Monday, 15 May 2017

WannaCry Mitigation plus Windows XP and Server 2003 Patch

By now most of the world has heard about the WannaCry malware put together from purported NSA exploit "tools".

The simplest thing to do is to disable or remove SMBv1 on our networks: How to enable and disable SMBv1, SMBv2, and SMBv3 in Windows and Windows Server (Microsoft Support).

Dealing with SMBv1

On Windows 7:

First, we need the following put into a text file:

sc.exe config lanmanworkstation depend= bowser/mrxsmb20/nsi
sc.exe config mrxsmb10 start= disabled
pause
shutdown -r -t 0 -f

image

In Notepad click File then Save As and name exactly as follows:

"Windows7 SMBv1 DISABLE.BAT"

image

NOTE: The quotes " are necessary

Right click on the resulting BATCH file and Run As Administrator:

image

An administrator's username and password will be required for this step. A local admin or domain account would work.

A status window will show:

image

NOTE: Windows 7 should show SUCCESS for both steps

As the message says, press any key to continue.

NOTE: The script automatically reboots the machine so make sure users save and close before running.

On Windows 10:

  1. Click Start and type PowerShell
  2. Right click on the result and Run as Administrator
  3. Remove-WindowsOptionalFeature –Online –FeatureName SMB1Protocol
    • You should see:
    •      image

That fully removes the problematic component in Windows.

Windows Server

Open an elevated PowerShell window:

Remove-WindowsFeature –Name FS-SMB1

image

Backup & Restore

For users that almost exclusively work from their computer over server or cloud based resources with no local backup it's important that they back up their machines daily! They should have at least three 2.5" USB3 fast disk drives in rotation.

We use ShadowProtect Desktop by StorageCraft to back up our client's endpoints.

A critical component in the backup regime is an air-gap.
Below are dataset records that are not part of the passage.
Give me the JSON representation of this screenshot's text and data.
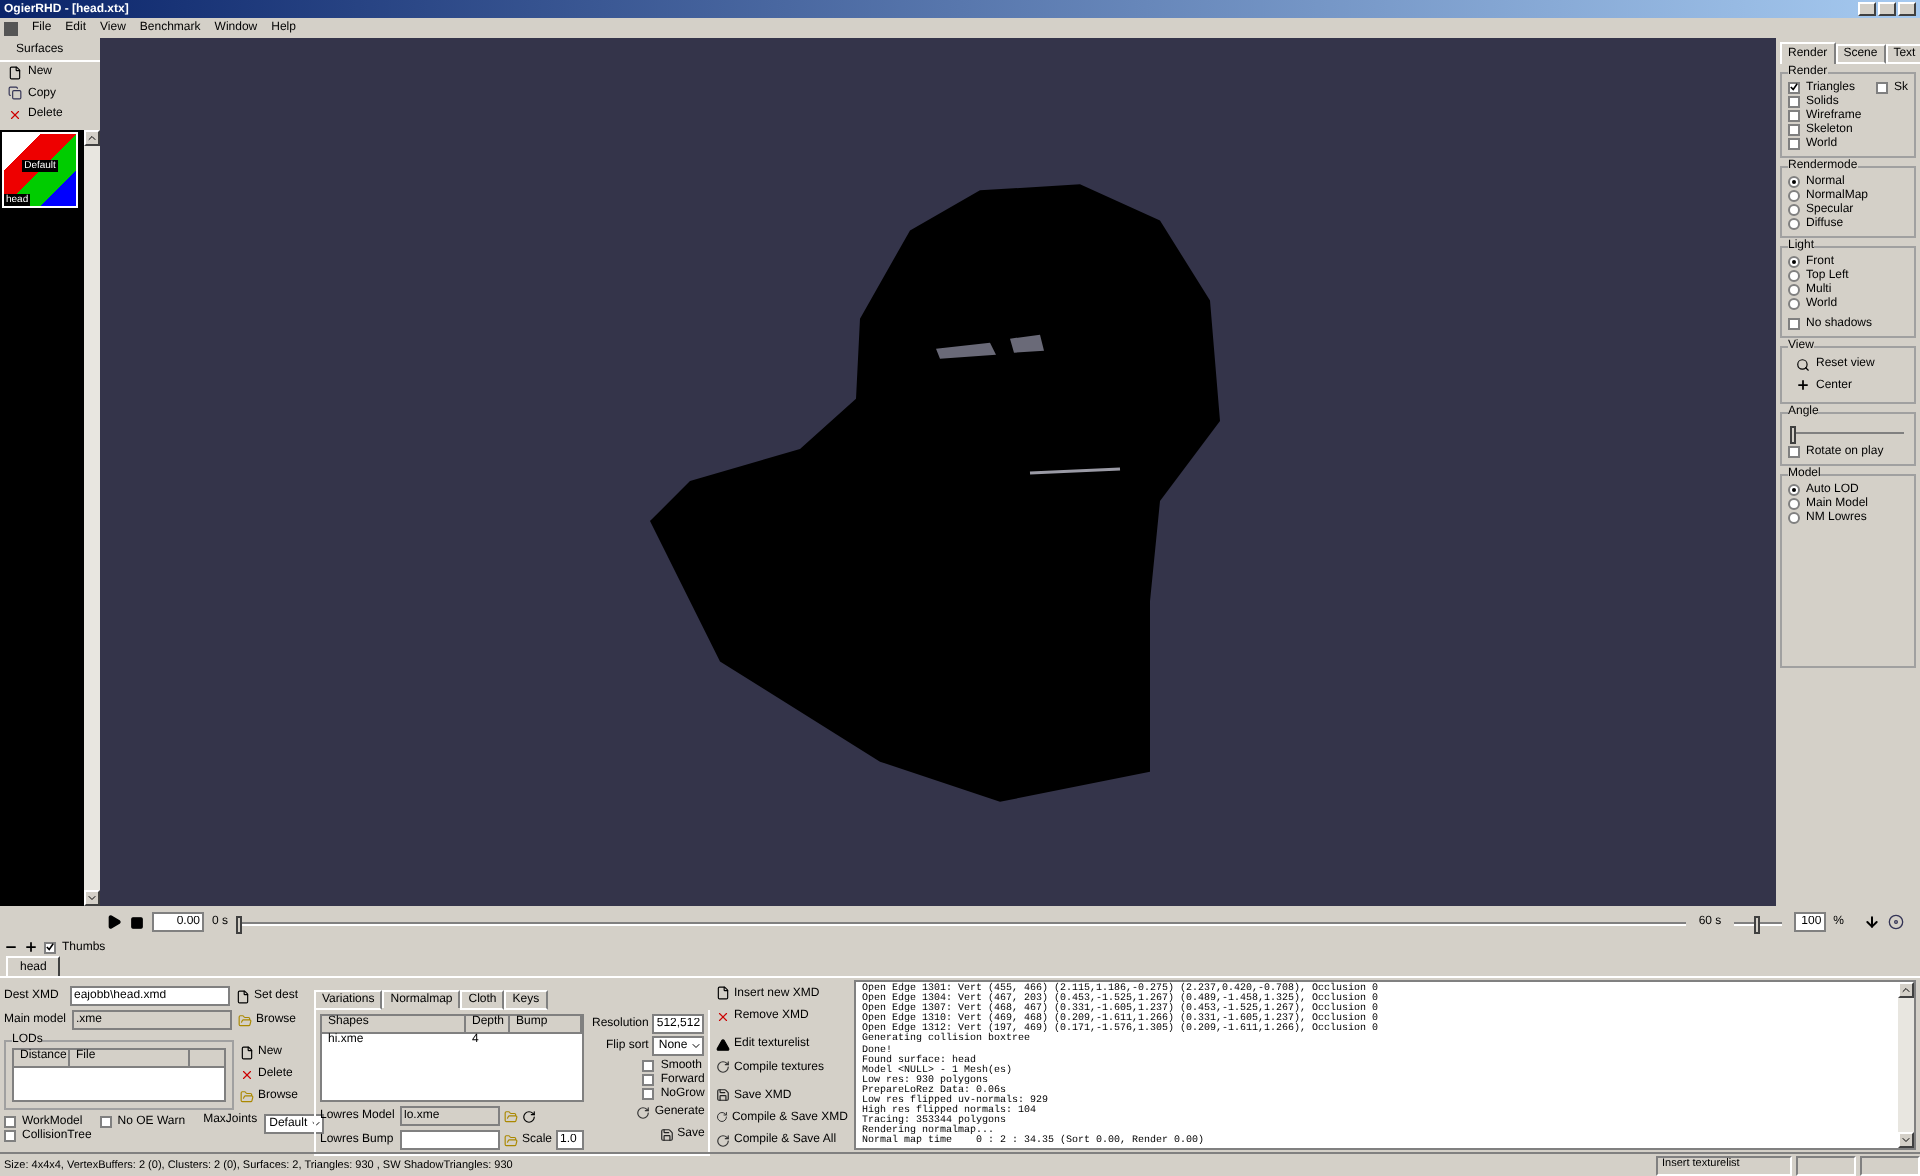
{
  "window": {
    "title": "OgierRHD - [head.xtx]"
  },
  "menu": [
    "File",
    "Edit",
    "View",
    "Benchmark",
    "Window",
    "Help"
  ],
  "surfaces": {
    "title": "Surfaces",
    "actions": [
      {
        "kind": "new",
        "label": "New"
      },
      {
        "kind": "copy",
        "label": "Copy"
      },
      {
        "kind": "delete",
        "label": "Delete"
      }
    ],
    "thumbnails": [
      {
        "caption": "Default",
        "name": "head",
        "selected": true
      }
    ]
  },
  "right_panel": {
    "tabs": [
      {
        "label": "Render",
        "selected": true
      },
      {
        "label": "Scene",
        "selected": false
      },
      {
        "label": "Text",
        "selected": false
      }
    ],
    "render": {
      "title": "Render",
      "options": [
        {
          "label": "Triangles",
          "checked": true
        },
        {
          "label": "Sk",
          "checked": false
        },
        {
          "label": "Solids",
          "checked": false
        },
        {
          "label": "Wireframe",
          "checked": false
        },
        {
          "label": "Skeleton",
          "checked": false
        },
        {
          "label": "World",
          "checked": false
        }
      ]
    },
    "rendermode": {
      "title": "Rendermode",
      "options": [
        {
          "label": "Normal",
          "selected": true
        },
        {
          "label": "NormalMap",
          "selected": false
        },
        {
          "label": "Specular",
          "selected": false
        },
        {
          "label": "Diffuse",
          "selected": false
        }
      ]
    },
    "light": {
      "title": "Light",
      "options": [
        {
          "label": "Front",
          "selected": true
        },
        {
          "label": "Top Left",
          "selected": false
        },
        {
          "label": "Multi",
          "selected": false
        },
        {
          "label": "World",
          "selected": false
        }
      ],
      "no_shadows": {
        "label": "No shadows",
        "checked": false
      }
    },
    "view": {
      "title": "View",
      "actions": [
        {
          "kind": "reset",
          "label": "Reset view"
        },
        {
          "kind": "center",
          "label": "Center"
        }
      ]
    },
    "angle": {
      "title": "Angle",
      "level": 0.02,
      "rotate_on_play": {
        "label": "Rotate on play",
        "checked": false
      }
    },
    "model": {
      "title": "Model",
      "options": [
        {
          "label": "Auto LOD",
          "selected": true
        },
        {
          "label": "Main Model",
          "selected": false
        },
        {
          "label": "NM Lowres",
          "selected": false
        }
      ]
    }
  },
  "timeline": {
    "time": "0.00",
    "start": "0 s",
    "end": "60 s",
    "level": 0,
    "zoom_slider": {
      "level": 0.5
    },
    "zoom": "100",
    "unit": "%"
  },
  "thumbs": {
    "label": "Thumbs",
    "checked": true
  },
  "doc_tabs": [
    {
      "label": "head",
      "selected": true
    }
  ],
  "xmd": {
    "dest_label": "Dest XMD",
    "dest_value": "eajobb\\head.xmd",
    "main_label": "Main model",
    "main_value": ".xme",
    "buttons": [
      {
        "kind": "new",
        "label": "Set dest"
      },
      {
        "kind": "browse",
        "label": "Browse"
      }
    ],
    "lods": {
      "title": "LODs",
      "columns": [
        "Distance",
        "File"
      ],
      "buttons": [
        {
          "kind": "new",
          "label": "New"
        },
        {
          "kind": "delete",
          "label": "Delete"
        },
        {
          "kind": "browse",
          "label": "Browse"
        }
      ]
    },
    "checks": [
      {
        "label": "WorkModel",
        "checked": false
      },
      {
        "label": "No OE Warn",
        "checked": false
      },
      {
        "label": "CollisionTree",
        "checked": false
      }
    ],
    "max_joints_label": "MaxJoints",
    "max_joints": "Default"
  },
  "normalmap": {
    "tabs": [
      {
        "label": "Variations",
        "selected": false
      },
      {
        "label": "Normalmap",
        "selected": true
      },
      {
        "label": "Cloth",
        "selected": false
      },
      {
        "label": "Keys",
        "selected": false
      }
    ],
    "columns": [
      "Shapes",
      "Depth",
      "Bump"
    ],
    "rows": [
      [
        "hi.xme",
        "4",
        ""
      ]
    ],
    "resolution_label": "Resolution",
    "resolution": "512,512",
    "flip_label": "Flip sort",
    "flip": "None",
    "checks": [
      {
        "label": "Smooth",
        "checked": false
      },
      {
        "label": "Forward",
        "checked": false
      },
      {
        "label": "NoGrow",
        "checked": false
      }
    ],
    "lowres_model_label": "Lowres Model",
    "lowres_model": "lo.xme",
    "lowres_bump_label": "Lowres Bump",
    "scale_label": "Scale",
    "scale": "1.0",
    "generate": "Generate",
    "save": "Save"
  },
  "actions": [
    {
      "kind": "new",
      "label": "Insert new XMD"
    },
    {
      "kind": "delete",
      "label": "Remove XMD"
    },
    {
      "kind": "edit",
      "label": "Edit texturelist"
    },
    {
      "kind": "compile",
      "label": "Compile textures"
    },
    {
      "kind": "save",
      "label": "Save XMD"
    },
    {
      "kind": "compile",
      "label": "Compile & Save XMD"
    },
    {
      "kind": "compile",
      "label": "Compile & Save All"
    }
  ],
  "log": [
    "Open Edge 1301: Vert (455, 466) (2.115,1.186,-0.275) (2.237,0.420,-0.708), Occlusion 0",
    "Open Edge 1304: Vert (467, 203) (0.453,-1.525,1.267) (0.489,-1.458,1.325), Occlusion 0",
    "Open Edge 1307: Vert (468, 467) (0.331,-1.605,1.237) (0.453,-1.525,1.267), Occlusion 0",
    "Open Edge 1310: Vert (469, 468) (0.209,-1.611,1.266) (0.331,-1.605,1.237), Occlusion 0",
    "Open Edge 1312: Vert (197, 469) (0.171,-1.576,1.305) (0.209,-1.611,1.266), Occlusion 0",
    "Generating collision boxtree",
    "Done!",
    "Found surface: head",
    "Model <NULL> - 1 Mesh(es)",
    "Low res: 930 polygons",
    "PrepareLoRez Data: 0.06s",
    "Low res flipped uv-normals: 929",
    "High res flipped normals: 104",
    "Tracing: 353344 polygons",
    "Rendering normalmap...",
    "Normal map time    0 : 2 : 34.35 (Sort 0.00, Render 0.00)"
  ],
  "status_bar": {
    "info": "Size: 4x4x4, VertexBuffers: 2 (0), Clusters: 2 (0), Surfaces: 2, Triangles: 930 , SW ShadowTriangles: 930",
    "hint": "Insert texturelist"
  }
}
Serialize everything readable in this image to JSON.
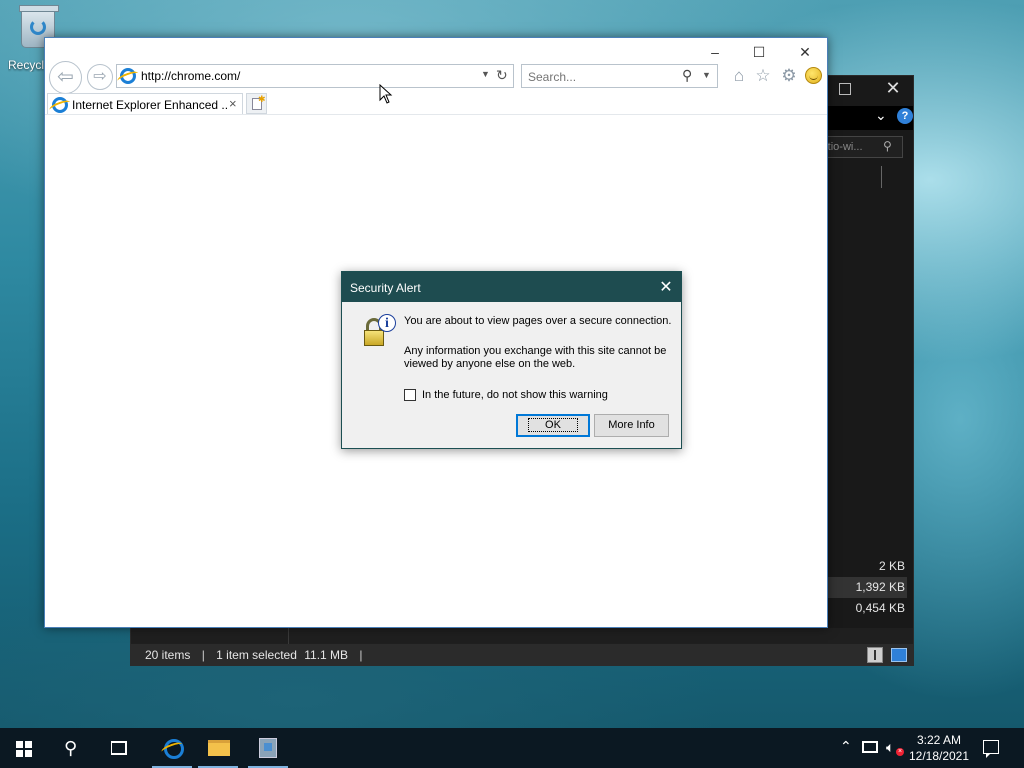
{
  "desktop": {
    "recycle_bin_label": "Recycl"
  },
  "explorer": {
    "search_text": "rtio-wi...",
    "file_sizes": [
      "2 KB",
      "1,392 KB",
      "0,454 KB"
    ],
    "status_items": "20 items",
    "status_selected": "1 item selected",
    "status_size": "11.1 MB",
    "separator": "|"
  },
  "ie": {
    "address_value": "http://chrome.com/",
    "search_placeholder": "Search...",
    "tab_title": "Internet Explorer Enhanced ...",
    "tab_close": "×",
    "window_minimize": "–",
    "window_maximize": "☐",
    "window_close": "✕"
  },
  "dialog": {
    "title": "Security Alert",
    "close": "✕",
    "message_primary": "You are about to view pages over a secure connection.",
    "message_secondary": "Any information you exchange with this site cannot be viewed by anyone else on the web.",
    "checkbox_label": "In the future, do not show this warning",
    "checkbox_checked": false,
    "ok_label": "OK",
    "more_info_label": "More Info"
  },
  "taskbar": {
    "time": "3:22 AM",
    "date": "12/18/2021"
  },
  "colors": {
    "dialog_title_bg": "#1e4c50",
    "explorer_bg": "#191919",
    "taskbar_bg": "#0b1822"
  }
}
Just as it is for the entire organization's server infrastructure.

Windows XP and Server 2003

Get the Security Updates ASAP and install them!

The files may be able to be set up to be delivered via your favourite patching mechanism. Please check that out to get these patches out to as many systems as is possible.

Windows Firewall

One mitigation step would be to set up a Group Policy object that denies File & Print (445) Inbound from any system but necessary such as servers and/or domain controllers.

Malware Mitigation

As always, the best form of mitigation is a well trained user. Patch and train the human is the best methodology going.

A a small plug, our xD mail sanitation and continuity service flags and renders inert links that say one thing but point to another location. This has put link shortening services like Bit.Ly at a disadvantage but we're willing to pay that price to keep our users sage. Just ask us how!

Philip Elder
Microsoft High Availability MVP
MPECS Inc.
Co-Author: SBS 2008 Blueprint Book
Our Cloud Service

2 comments:

Nick Stango said...

copier SMB ports will need to be changed, This will break scanning
Ideas?

Philip Elder Cluster MVP said...

Yes, we've since discovered that older copiers run SMBv1 for their scan-to-folder setups. If possible, disable SMBv1 in the copier's console.

If not, make sure all systems are up to date as Microsoft released the SMBv1 patches a few months ago.